使用视觉注意力生成图像描述

<style> td { text-align: center; } th { text-align: center; } </style>

在 TensorFlow.org 上查看 在 Google Colab 中运行 在 GitHub 上查看源代码 下载笔记本

给定一个类似以下示例的图像,我们的目标是生成一个类似“一名正在冲浪的冲浪者”的描述。

一个冲浪的人,来自 Wikimedia

此处使用的模型架构的灵感来自 Show, Attend and Tell: Neural Image Caption Generation with Visual Attention,但已更新为使用 2 层 Transformer 解码器。要充分利用本教程,您应该对文本生成seq2seq 模型和注意力Transformer 有一定的经验。

本教程中构建的模型架构如下所示。从图像中提取特征,并传递到 Transformer 解码器的交叉注意力层。

模型架构

Transformer 解码器主要由注意力层构建。它使用自注意力处理正在生成的序列,并使用交叉注意力处理图像。

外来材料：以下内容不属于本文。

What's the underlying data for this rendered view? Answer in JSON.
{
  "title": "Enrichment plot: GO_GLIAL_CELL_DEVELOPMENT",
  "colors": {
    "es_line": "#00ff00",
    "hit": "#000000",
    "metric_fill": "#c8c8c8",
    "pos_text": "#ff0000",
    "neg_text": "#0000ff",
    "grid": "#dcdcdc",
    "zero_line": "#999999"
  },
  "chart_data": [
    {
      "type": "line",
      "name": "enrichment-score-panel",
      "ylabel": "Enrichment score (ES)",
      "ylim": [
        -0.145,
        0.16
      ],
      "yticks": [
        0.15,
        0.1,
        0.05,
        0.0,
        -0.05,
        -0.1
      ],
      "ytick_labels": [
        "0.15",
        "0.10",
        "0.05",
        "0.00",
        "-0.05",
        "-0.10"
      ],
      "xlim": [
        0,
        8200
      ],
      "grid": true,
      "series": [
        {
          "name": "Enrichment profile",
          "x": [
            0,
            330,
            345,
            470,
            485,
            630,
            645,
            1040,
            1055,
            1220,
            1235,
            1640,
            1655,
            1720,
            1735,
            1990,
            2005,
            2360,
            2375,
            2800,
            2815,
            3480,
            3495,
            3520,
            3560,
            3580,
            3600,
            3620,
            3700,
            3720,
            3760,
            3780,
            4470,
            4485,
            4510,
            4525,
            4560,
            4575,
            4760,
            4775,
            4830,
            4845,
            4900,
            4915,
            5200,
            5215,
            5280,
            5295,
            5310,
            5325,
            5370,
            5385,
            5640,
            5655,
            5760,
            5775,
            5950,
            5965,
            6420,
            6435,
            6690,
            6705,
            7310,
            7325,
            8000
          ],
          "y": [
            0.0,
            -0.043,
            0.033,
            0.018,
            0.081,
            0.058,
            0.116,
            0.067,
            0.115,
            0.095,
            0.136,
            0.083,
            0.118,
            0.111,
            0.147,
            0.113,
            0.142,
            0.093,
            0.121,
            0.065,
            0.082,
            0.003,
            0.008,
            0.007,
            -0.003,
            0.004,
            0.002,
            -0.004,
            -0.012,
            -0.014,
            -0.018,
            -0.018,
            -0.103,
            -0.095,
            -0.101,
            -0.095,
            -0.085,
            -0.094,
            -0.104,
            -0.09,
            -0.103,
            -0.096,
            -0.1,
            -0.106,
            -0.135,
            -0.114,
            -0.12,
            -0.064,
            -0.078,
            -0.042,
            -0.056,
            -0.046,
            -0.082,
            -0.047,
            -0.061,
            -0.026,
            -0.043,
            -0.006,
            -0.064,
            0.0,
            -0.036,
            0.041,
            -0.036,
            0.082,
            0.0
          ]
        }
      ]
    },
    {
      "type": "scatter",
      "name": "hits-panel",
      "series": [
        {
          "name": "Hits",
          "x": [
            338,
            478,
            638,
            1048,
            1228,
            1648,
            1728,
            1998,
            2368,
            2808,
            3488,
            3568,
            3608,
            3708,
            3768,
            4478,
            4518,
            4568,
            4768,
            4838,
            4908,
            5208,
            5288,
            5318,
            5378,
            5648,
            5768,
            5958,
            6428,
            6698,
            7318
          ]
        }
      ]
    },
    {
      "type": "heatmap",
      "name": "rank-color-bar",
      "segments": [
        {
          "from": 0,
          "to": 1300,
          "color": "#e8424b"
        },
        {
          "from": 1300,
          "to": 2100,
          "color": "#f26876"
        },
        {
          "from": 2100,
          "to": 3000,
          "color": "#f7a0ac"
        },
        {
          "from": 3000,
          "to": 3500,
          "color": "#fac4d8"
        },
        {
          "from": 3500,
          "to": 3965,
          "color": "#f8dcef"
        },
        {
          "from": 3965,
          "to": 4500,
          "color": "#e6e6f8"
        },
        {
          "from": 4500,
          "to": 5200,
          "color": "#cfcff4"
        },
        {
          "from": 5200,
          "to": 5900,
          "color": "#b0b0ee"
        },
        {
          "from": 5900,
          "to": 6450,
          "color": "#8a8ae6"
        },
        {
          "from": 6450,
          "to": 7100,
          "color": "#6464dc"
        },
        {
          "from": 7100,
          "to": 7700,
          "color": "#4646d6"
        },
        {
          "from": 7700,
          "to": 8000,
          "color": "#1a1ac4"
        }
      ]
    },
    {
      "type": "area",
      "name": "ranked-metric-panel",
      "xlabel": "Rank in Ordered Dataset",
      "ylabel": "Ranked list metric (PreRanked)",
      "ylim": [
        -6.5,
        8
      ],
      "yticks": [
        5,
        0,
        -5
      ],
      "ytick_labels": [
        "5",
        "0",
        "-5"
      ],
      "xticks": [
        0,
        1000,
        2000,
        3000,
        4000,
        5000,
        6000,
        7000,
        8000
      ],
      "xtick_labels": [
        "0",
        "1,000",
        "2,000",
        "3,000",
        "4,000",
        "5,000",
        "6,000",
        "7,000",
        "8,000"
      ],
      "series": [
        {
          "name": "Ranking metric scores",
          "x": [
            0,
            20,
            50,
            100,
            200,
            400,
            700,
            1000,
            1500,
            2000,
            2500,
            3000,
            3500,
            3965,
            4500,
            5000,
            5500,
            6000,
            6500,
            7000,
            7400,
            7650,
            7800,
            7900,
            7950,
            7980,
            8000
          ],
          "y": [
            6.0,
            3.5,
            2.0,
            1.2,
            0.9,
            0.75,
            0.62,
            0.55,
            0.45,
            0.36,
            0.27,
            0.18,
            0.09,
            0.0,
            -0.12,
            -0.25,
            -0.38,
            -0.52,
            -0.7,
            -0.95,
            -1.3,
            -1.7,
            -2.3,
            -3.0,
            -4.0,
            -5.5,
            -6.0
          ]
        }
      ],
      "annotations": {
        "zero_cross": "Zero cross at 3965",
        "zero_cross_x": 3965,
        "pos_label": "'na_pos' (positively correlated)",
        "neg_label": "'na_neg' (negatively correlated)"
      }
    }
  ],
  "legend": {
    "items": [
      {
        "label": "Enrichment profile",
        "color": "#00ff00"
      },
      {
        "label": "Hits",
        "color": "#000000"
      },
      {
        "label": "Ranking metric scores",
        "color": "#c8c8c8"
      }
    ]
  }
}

通过检查交叉注意力层的注意力权重,您将看到模型在生成单词时正在查看图像的哪些部分。

Prediction

此笔记本是一个端到端示例。当您运行此笔记本时,它会下载数据集、提取和缓存图像特征,并训练解码器模型。随后,它会使用该模型在新的图像上生成描述。

安装

apt install --allow-change-held-packages libcudnn8=8.1.0.77-1+cuda11.2
pip uninstall -y tensorflow estimator keras
pip install -U tensorflow_text tensorflow tensorflow_datasets
pip install einops

本教程使用大量导入,主要用于加载数据集。

[可选] 数据处理

本部分下载描述数据集并为训练做准备。它将输入文本词例化,并缓存通过预训练的特征提取程序模型运行所有图像的结果。理解本部分中的所有内容并不是非常重要。

选择数据集

本教程旨在提供数据集的选择。Flickr8kConceptual Captions 数据集的一小部分。这两个数据集需要从头开始下载和转换,但是将教程转换为使用 TensorFlow 数据集中可用的描述数据集(Coco Captions 和完整的 Conceptual Captions)并不难。

Flickr8k

def flickr8k(path='flickr8k'):
  path = pathlib.Path(path)

  if len(list(path.rglob('*'))) < 16197:
    tf.keras.utils.get_file(
        origin='https://github.com/jbrownlee/Datasets/releases/download/Flickr8k/Flickr8k_Dataset.zip',
        cache_dir='.',
        cache_subdir=path,
        extract=True)
    tf.keras.utils.get_file(
        origin='https://github.com/jbrownlee/Datasets/releases/download/Flickr8k/Flickr8k_text.zip',
        cache_dir='.',
        cache_subdir=path,
        extract=True)

  captions = (path/"Flickr8k.token.txt").read_text().splitlines()
  captions = (line.split('\t') for line in captions)
  captions = ((fname.split('#')[0], caption) for (fname, caption) in captions)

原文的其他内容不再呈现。